Pale, absorbed, she listened to him. He drew near to her, took her hands, and spoke face to face.
"Ah, Mabel, come away, come away with me, far-away, renounce your millions, renounce all your money; say to your father that you don't want a farthing, that Vittorio Lante, your husband, wishes to work and create with you and for you life and riches."
With closed eyes she vacillated in his arms, vacillated beneath the wave of that enveloping passion.
"Mabel, you alone can make of me another man, with another soul, with another heart! Mabel, remember, remember our dreams of love in the Engadine, remember that you consented to love me up there; you did love me, you have been my beloved, you can't forget! Change yourself, change me; be another woman, give yourself to love, as I let myself be taken in the great battle for you! Change yourself, as I change myself! Deny not the arguments of love; be a woman as other women, as I ask to be a man in every strife however cruel. Mabel, Mabel, change yourself."

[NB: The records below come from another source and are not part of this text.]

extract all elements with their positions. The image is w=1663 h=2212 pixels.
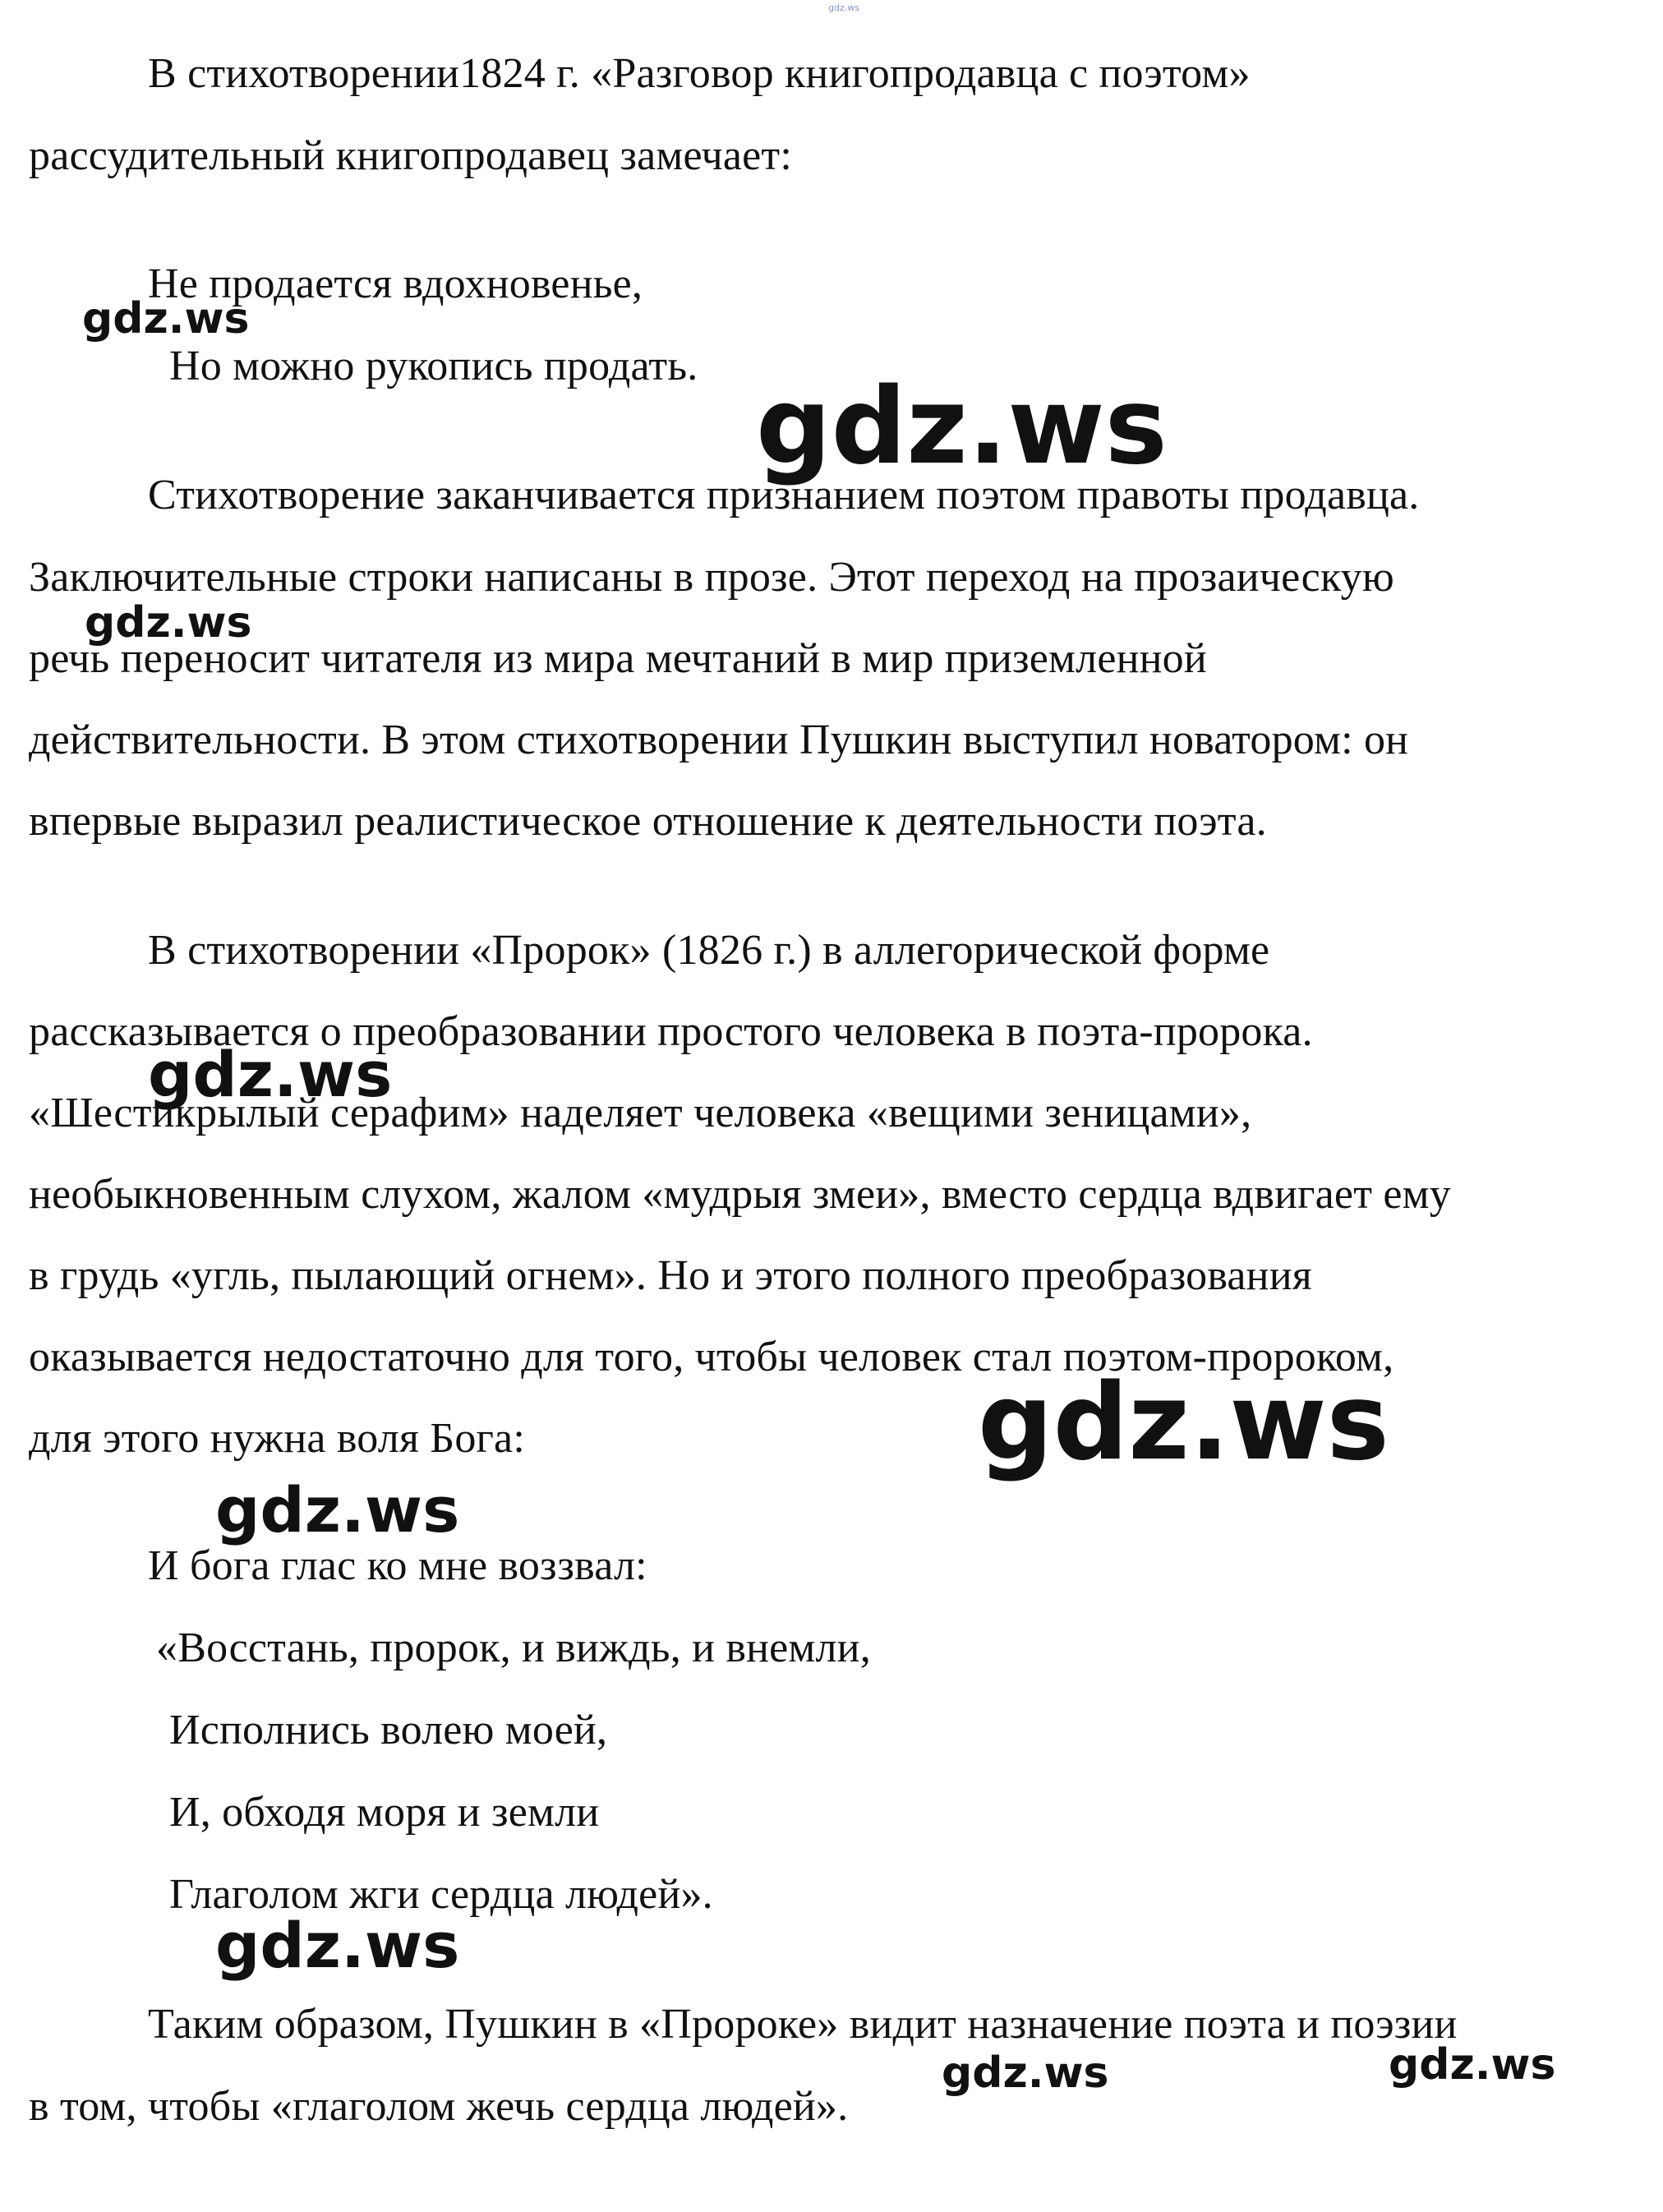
quote-2-line-2: «Восстань, пророк, и виждь, и внемли,: [156, 1624, 871, 1671]
watermark: gdz.ws: [82, 294, 250, 343]
quote-1-line-2: Но можно рукопись продать.: [169, 343, 698, 389]
watermark: gdz.ws: [148, 1038, 393, 1111]
header-watermark: gdz.ws: [828, 2, 859, 13]
paragraph-2-line-5: впервые выразил реалистическое отношение к деятельности поэта.: [29, 798, 1267, 845]
watermark: gdz.ws: [756, 366, 1168, 488]
paragraph-4-line-2: в том, чтобы «глаголом жечь сердца людей».: [29, 2083, 849, 2130]
quote-1-line-1: Не продается вдохновенье,: [148, 260, 643, 307]
watermark: gdz.ws: [215, 1473, 460, 1546]
paragraph-3-line-6: оказывается недостаточно для того, чтобы человек стал поэтом-пророком,: [29, 1334, 1394, 1380]
quote-2-line-1: И бога глас ко мне воззвал:: [148, 1542, 647, 1589]
paragraph-2-line-1: Стихотворение заканчивается признанием поэтом правоты продавца.: [148, 472, 1420, 518]
watermark: gdz.ws: [942, 2048, 1109, 2098]
paragraph-1-line-2: рассудительный книгопродавец замечает:: [29, 132, 793, 179]
paragraph-1-line-1: В стихотворении1824 г. «Разговор книгопродавца с поэтом»: [148, 50, 1251, 97]
paragraph-3-line-1: В стихотворении «Пророк» (1826 г.) в аллегорической форме: [148, 927, 1270, 974]
paragraph-2-line-3: речь переносит читателя из мира мечтаний в мир приземленной: [29, 635, 1207, 682]
watermark: gdz.ws: [85, 598, 252, 647]
quote-2-line-5: Глаголом жги сердца людей».: [169, 1871, 713, 1918]
paragraph-3-line-5: в грудь «угль, пылающий огнем». Но и этого полного преобразования: [29, 1252, 1312, 1299]
paragraph-3-line-2: рассказывается о преобразовании простого человека в поэта-пророка.: [29, 1008, 1313, 1055]
quote-2-line-3: Исполнись волею моей,: [169, 1707, 608, 1753]
paragraph-2-line-4: действительности. В этом стихотворении Пушкин выступил новатором: он: [29, 717, 1409, 763]
watermark: gdz.ws: [978, 1362, 1389, 1484]
paragraph-2-line-2: Заключительные строки написаны в прозе. Этот переход на прозаическую: [29, 554, 1394, 601]
watermark: gdz.ws: [215, 1909, 460, 1982]
quote-2-line-4: И, обходя моря и земли: [169, 1789, 600, 1836]
paragraph-4-line-1: Таким образом, Пушкин в «Пророке» видит назначение поэта и поэзии: [148, 2001, 1458, 2048]
paragraph-3-line-4: необыкновенным слухом, жалом «мудрыя змеи», вместо сердца вдвигает ему: [29, 1171, 1451, 1218]
watermark: gdz.ws: [1389, 2040, 1556, 2090]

Holding her in his arms, a breath of scorching words wrapped the girl as in a fire of flame. For the first time Vittorio Lante saw on that face, so dazzling with youth and beauty, a lost expression of love and sorrow. Still, she was made for victory; she was the stronger. Tearing herself free, she composed her face, and replied:
"Vittorio, it is impossible."
"Impossible?"
"No soul ever changes; at least, not for love. Each soul remains what it is."
"It is true," he replied, coldly and sadly. "The soul never changes, not even for love."